The second skill is something my son’s AAU basketball coach taught him. T.J. Ford, NBA veteran and national college player of the year, told my son many times, “Wes, you can only control what you can control.” Ford’s coaching was extremely valuable while Wes was trying to locate a college basketball team to play for as my son wanted to continue his playing career beyond high school. Wes ended up playing four years at the University of Houston, starting as a walk-on and finishing as a scholarship recipient and a team captain. It could have been a miserable few months waiting for Coach Kelvin Sampson to issue the invite to Wes to play for the Cougars, but it was easier because Wes took T.J.’s advice and focused on what he could control – getting ready for the upcoming season no matter who he was going to play for.
Resilient learners understand how to control what they can control, and then to let the rest of it go. They do this by staying with their learning plan, whether it is actually written on paper or not. Struggling learners spend way too much time focusing on matters out of their control – like a recent bad grade, a teacher who doesn’t like them, or a class they don’t like.
The third skill that resilient learners possess that struggling learners don’t is the ability to “hunt the good stuff.” Resilient learners self-talk is always telling them about events that make that young learner believe in their abilities to achieve, no matter what the task.
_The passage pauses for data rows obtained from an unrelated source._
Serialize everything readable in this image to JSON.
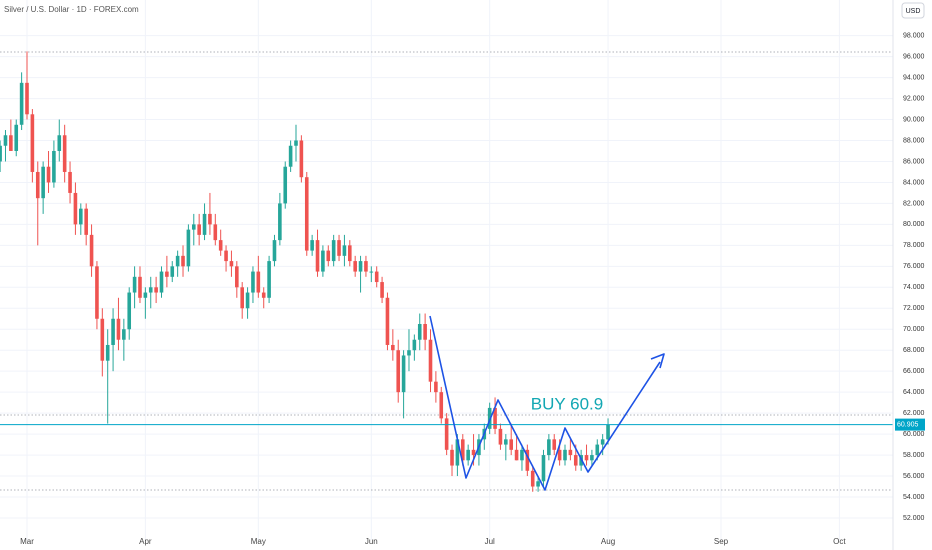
{
  "chart_data": {
    "type": "candlestick",
    "title": "Silver / U.S. Dollar · 1D · FOREX.com",
    "currency": "USD",
    "annotation": "BUY 60.9",
    "up_color": "#26a69a",
    "down_color": "#ef5350",
    "price_line_color": "#00a5c8",
    "grid": true,
    "last_price": 60.905,
    "ylim": [
      49.9,
      101.4
    ],
    "yticks": [
      {
        "value": 52,
        "label": "52.000"
      },
      {
        "value": 54,
        "label": "54.000"
      },
      {
        "value": 56,
        "label": "56.000"
      },
      {
        "value": 58,
        "label": "58.000"
      },
      {
        "value": 60,
        "label": "60.000"
      },
      {
        "value": 62,
        "label": "62.000"
      },
      {
        "value": 64,
        "label": "64.000"
      },
      {
        "value": 66,
        "label": "66.000"
      },
      {
        "value": 68,
        "label": "68.000"
      },
      {
        "value": 70,
        "label": "70.000"
      },
      {
        "value": 72,
        "label": "72.000"
      },
      {
        "value": 74,
        "label": "74.000"
      },
      {
        "value": 76,
        "label": "76.000"
      },
      {
        "value": 78,
        "label": "78.000"
      },
      {
        "value": 80,
        "label": "80.000"
      },
      {
        "value": 82,
        "label": "82.000"
      },
      {
        "value": 84,
        "label": "84.000"
      },
      {
        "value": 86,
        "label": "86.000"
      },
      {
        "value": 88,
        "label": "88.000"
      },
      {
        "value": 90,
        "label": "90.000"
      },
      {
        "value": 92,
        "label": "92.000"
      },
      {
        "value": 94,
        "label": "94.000"
      },
      {
        "value": 96,
        "label": "96.000"
      },
      {
        "value": 98,
        "label": "98.000"
      }
    ],
    "categories": [
      null,
      null,
      null,
      null,
      null,
      "Mar",
      null,
      null,
      null,
      null,
      null,
      null,
      null,
      null,
      null,
      null,
      null,
      null,
      null,
      null,
      null,
      null,
      null,
      null,
      null,
      null,
      null,
      "Apr",
      null,
      null,
      null,
      null,
      null,
      null,
      null,
      null,
      null,
      null,
      null,
      null,
      null,
      null,
      null,
      null,
      null,
      null,
      null,
      null,
      "May",
      null,
      null,
      null,
      null,
      null,
      null,
      null,
      null,
      null,
      null,
      null,
      null,
      null,
      null,
      null,
      null,
      null,
      null,
      null,
      null,
      "Jun",
      null,
      null,
      null,
      null,
      null,
      null,
      null,
      null,
      null,
      null,
      null,
      null,
      null,
      null,
      null,
      null,
      null,
      null,
      null,
      null,
      null,
      "Jul",
      null,
      null,
      null,
      null,
      null,
      null,
      null,
      null,
      null,
      null,
      null,
      null,
      null,
      null,
      null,
      null,
      null,
      null,
      null,
      null,
      null,
      "Aug",
      null,
      null,
      null,
      null,
      null,
      null,
      null,
      null,
      null,
      null,
      null,
      null,
      null,
      null,
      null,
      null,
      null,
      null,
      null,
      null,
      "Sep",
      null,
      null,
      null,
      null,
      null,
      null,
      null,
      null,
      null,
      null,
      null,
      null,
      null,
      null,
      null,
      null,
      null,
      null,
      null,
      null,
      null,
      "Oct",
      null,
      null,
      null
    ],
    "open": [
      86,
      87.5,
      88.5,
      87,
      89.5,
      93.5,
      90.5,
      85,
      82.5,
      85.5,
      84,
      87,
      88.5,
      85,
      83,
      80,
      81.5,
      79,
      76,
      71,
      67,
      68.5,
      71,
      69,
      70,
      73.5,
      75,
      73,
      73.5,
      74,
      73.5,
      75.5,
      75,
      76,
      77,
      76,
      79.5,
      80,
      79,
      81,
      80,
      78.5,
      77.5,
      76.5,
      76,
      74,
      72,
      73.5,
      75.5,
      73.5,
      73,
      76.5,
      78.5,
      82,
      85.5,
      87.5,
      88,
      84.5,
      77.5,
      78.5,
      75.5,
      77.5,
      76.5,
      78.5,
      77,
      78,
      76.5,
      75.5,
      76.5,
      75.5,
      75.5,
      74.5,
      73,
      68.5,
      68,
      64,
      67.5,
      68,
      69,
      70.5,
      69,
      65,
      64,
      61.5,
      58.5,
      57,
      59.5,
      57.5,
      58.5,
      58,
      59.5,
      60.5,
      62.5,
      60.5,
      59,
      59.5,
      58.5,
      57.5,
      58.5,
      56.5,
      55,
      55.5,
      58,
      59.5,
      58.5,
      57.5,
      58.5,
      58,
      57,
      58,
      57.5,
      58,
      59,
      59.5,
      null,
      null,
      null,
      null,
      null,
      null,
      null,
      null,
      null,
      null,
      null,
      null,
      null,
      null,
      null,
      null,
      null,
      null,
      null,
      null,
      null,
      null,
      null,
      null,
      null,
      null,
      null,
      null,
      null,
      null,
      null,
      null,
      null,
      null,
      null,
      null,
      null,
      null,
      null,
      null,
      null,
      null,
      null,
      null,
      null,
      null
    ],
    "high": [
      88,
      89,
      90,
      90,
      94.5,
      96.5,
      91,
      86,
      86,
      87,
      88,
      90,
      89.5,
      86,
      84,
      82,
      82,
      80,
      76.5,
      72,
      70,
      72,
      73,
      71,
      74,
      76,
      76,
      74,
      75,
      75,
      76,
      77,
      76.5,
      77.5,
      78,
      80,
      81,
      81,
      82,
      83,
      81,
      79.5,
      78,
      77.5,
      76.5,
      74.5,
      74,
      76,
      77,
      74,
      77,
      79,
      83,
      86,
      88,
      89.5,
      88.5,
      85,
      79,
      79.5,
      78,
      78,
      79,
      79,
      79,
      78.5,
      77,
      77,
      77,
      76,
      76,
      75,
      73.5,
      70,
      69,
      68,
      70,
      69.5,
      71.5,
      71.5,
      70,
      66,
      64.5,
      62,
      59,
      60,
      60,
      59,
      60,
      60,
      61,
      63,
      63.5,
      61,
      60,
      61,
      60,
      59,
      59,
      57,
      56,
      58.5,
      60,
      60,
      59.5,
      59,
      59.5,
      59,
      58.5,
      59,
      58.5,
      59.5,
      60,
      61.5,
      null,
      null,
      null,
      null,
      null,
      null,
      null,
      null,
      null,
      null,
      null,
      null,
      null,
      null,
      null,
      null,
      null,
      null,
      null,
      null,
      null,
      null,
      null,
      null,
      null,
      null,
      null,
      null,
      null,
      null,
      null,
      null,
      null,
      null,
      null,
      null,
      null,
      null,
      null,
      null,
      null,
      null,
      null,
      null,
      null,
      null
    ],
    "low": [
      85,
      86,
      87,
      86.5,
      89,
      90,
      84,
      78,
      81,
      83,
      83.5,
      86,
      84,
      82,
      79,
      79,
      78,
      75,
      70,
      65.5,
      61,
      66,
      68,
      67,
      69,
      72,
      72.5,
      71,
      72,
      72.5,
      73,
      74,
      74.5,
      75,
      75,
      75.5,
      78,
      78,
      78.5,
      79,
      78,
      77,
      75.5,
      75,
      73,
      71,
      71,
      72.5,
      73,
      72,
      72.5,
      76,
      78,
      81.5,
      85,
      86,
      84,
      77,
      77,
      75,
      75,
      76,
      76,
      76.5,
      76,
      76,
      75,
      73.5,
      75,
      74.5,
      74,
      72.5,
      68,
      67,
      63,
      61.5,
      66,
      67,
      68,
      68,
      64,
      63,
      61,
      58,
      56,
      56,
      57,
      57,
      57,
      57,
      58.5,
      60,
      60,
      58.5,
      57.5,
      58,
      57.5,
      56.5,
      56,
      54.5,
      54.5,
      55,
      57.5,
      58,
      57,
      57,
      57.5,
      56.5,
      56.5,
      57,
      57,
      57.5,
      58,
      59,
      null,
      null,
      null,
      null,
      null,
      null,
      null,
      null,
      null,
      null,
      null,
      null,
      null,
      null,
      null,
      null,
      null,
      null,
      null,
      null,
      null,
      null,
      null,
      null,
      null,
      null,
      null,
      null,
      null,
      null,
      null,
      null,
      null,
      null,
      null,
      null,
      null,
      null,
      null,
      null,
      null,
      null,
      null,
      null,
      null,
      null
    ],
    "close": [
      87.5,
      88.5,
      87,
      89.5,
      93.5,
      90.5,
      85,
      82.5,
      85.5,
      84,
      87,
      88.5,
      85,
      83,
      80,
      81.5,
      79,
      76,
      71,
      67,
      68.5,
      71,
      69,
      70,
      73.5,
      75,
      73,
      73.5,
      74,
      73.5,
      75.5,
      75,
      76,
      77,
      76,
      79.5,
      80,
      79,
      81,
      80,
      78.5,
      77.5,
      76.5,
      76,
      74,
      72,
      73.5,
      75.5,
      73.5,
      73,
      76.5,
      78.5,
      82,
      85.5,
      87.5,
      88,
      84.5,
      77.5,
      78.5,
      75.5,
      77.5,
      76.5,
      78.5,
      77,
      78,
      76.5,
      75.5,
      76.5,
      75.5,
      75.5,
      74.5,
      73,
      68.5,
      68,
      64,
      67.5,
      68,
      69,
      70.5,
      69,
      65,
      64,
      61.5,
      58.5,
      57,
      59.5,
      57.5,
      58.5,
      58,
      59.5,
      60.5,
      62.5,
      60.5,
      59,
      59.5,
      58.5,
      57.5,
      58.5,
      56.5,
      55,
      55.5,
      58,
      59.5,
      58.5,
      57.5,
      58.5,
      58,
      57,
      58,
      57.5,
      58,
      59,
      59.5,
      60.905,
      null,
      null,
      null,
      null,
      null,
      null,
      null,
      null,
      null,
      null,
      null,
      null,
      null,
      null,
      null,
      null,
      null,
      null,
      null,
      null,
      null,
      null,
      null,
      null,
      null,
      null,
      null,
      null,
      null,
      null,
      null,
      null,
      null,
      null,
      null,
      null,
      null,
      null,
      null,
      null,
      null,
      null,
      null,
      null,
      null,
      null
    ]
  }
}
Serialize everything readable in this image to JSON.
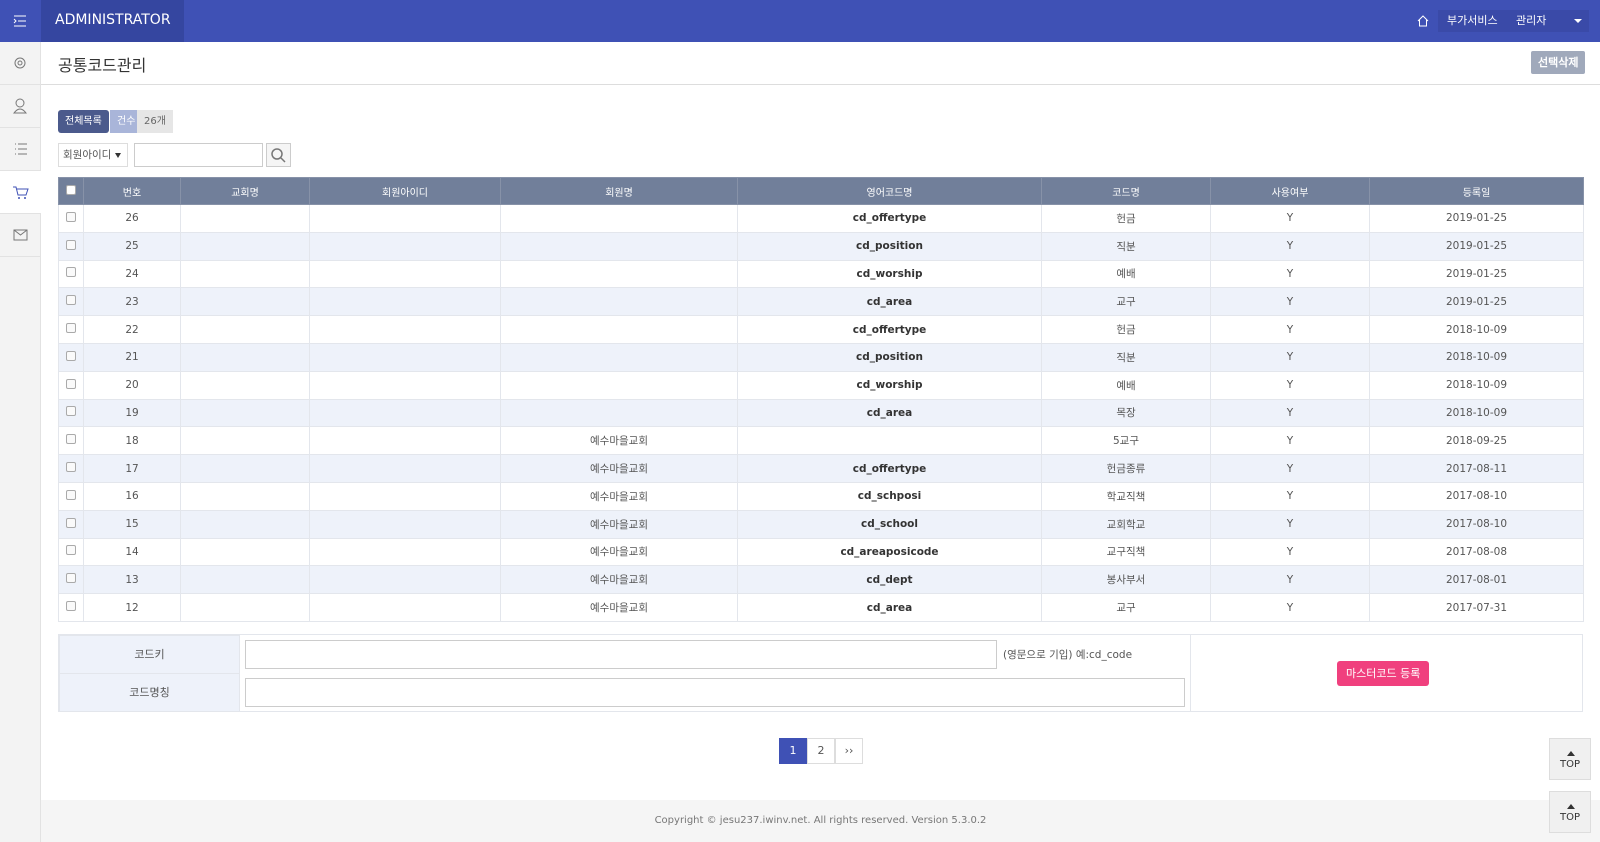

Struggling learners, on the other hand, tend not to “hunt the good stuff” and therefore their self-talk becomes focused on negative events and, even worse, failure.
The fourth skill I heard during Hone’s TED talk was being able to answer this question – Is what you are about to do going to help you or hurt you? Resilient learners have trained themselves to move toward activities that will help them and stray away from those that won’t.
I remember a high school graduation I attended while I was a region superintendent for a traditional school district. The high school was ranked at the bottom of all high schools in the state. But yet, there sat a valedictorian on the stage – for the worst high school in the state! I thought to myself, “I need to talk to this young lady for sure.” I asked her one simple question – How did you become valedictorian? Her answer was amazing. She told me that she decided as a freshman that she was going to spend all of her time studying with friends who went to a highly ranked suburban high school and not spend time hanging around her low-performing school. She learned early on that spending too much time at her zoned high school was going to hurt her, whereas spending time with her suburban friends would help her. She told me she probably lost some potential friends along the way from the neighborhood, but she wasn’t going to live in that neighborhood any longer, once she attended Harvard University.
Amazing story. Resilience.
Learning organizations need to spend more time working with young learners preparing them to be resilient learners. Training and time spent up front will pay big dividends once the young learners learn how to learn for themselves, including the four skills Lucy Hone outlined in a remarkable TED talk.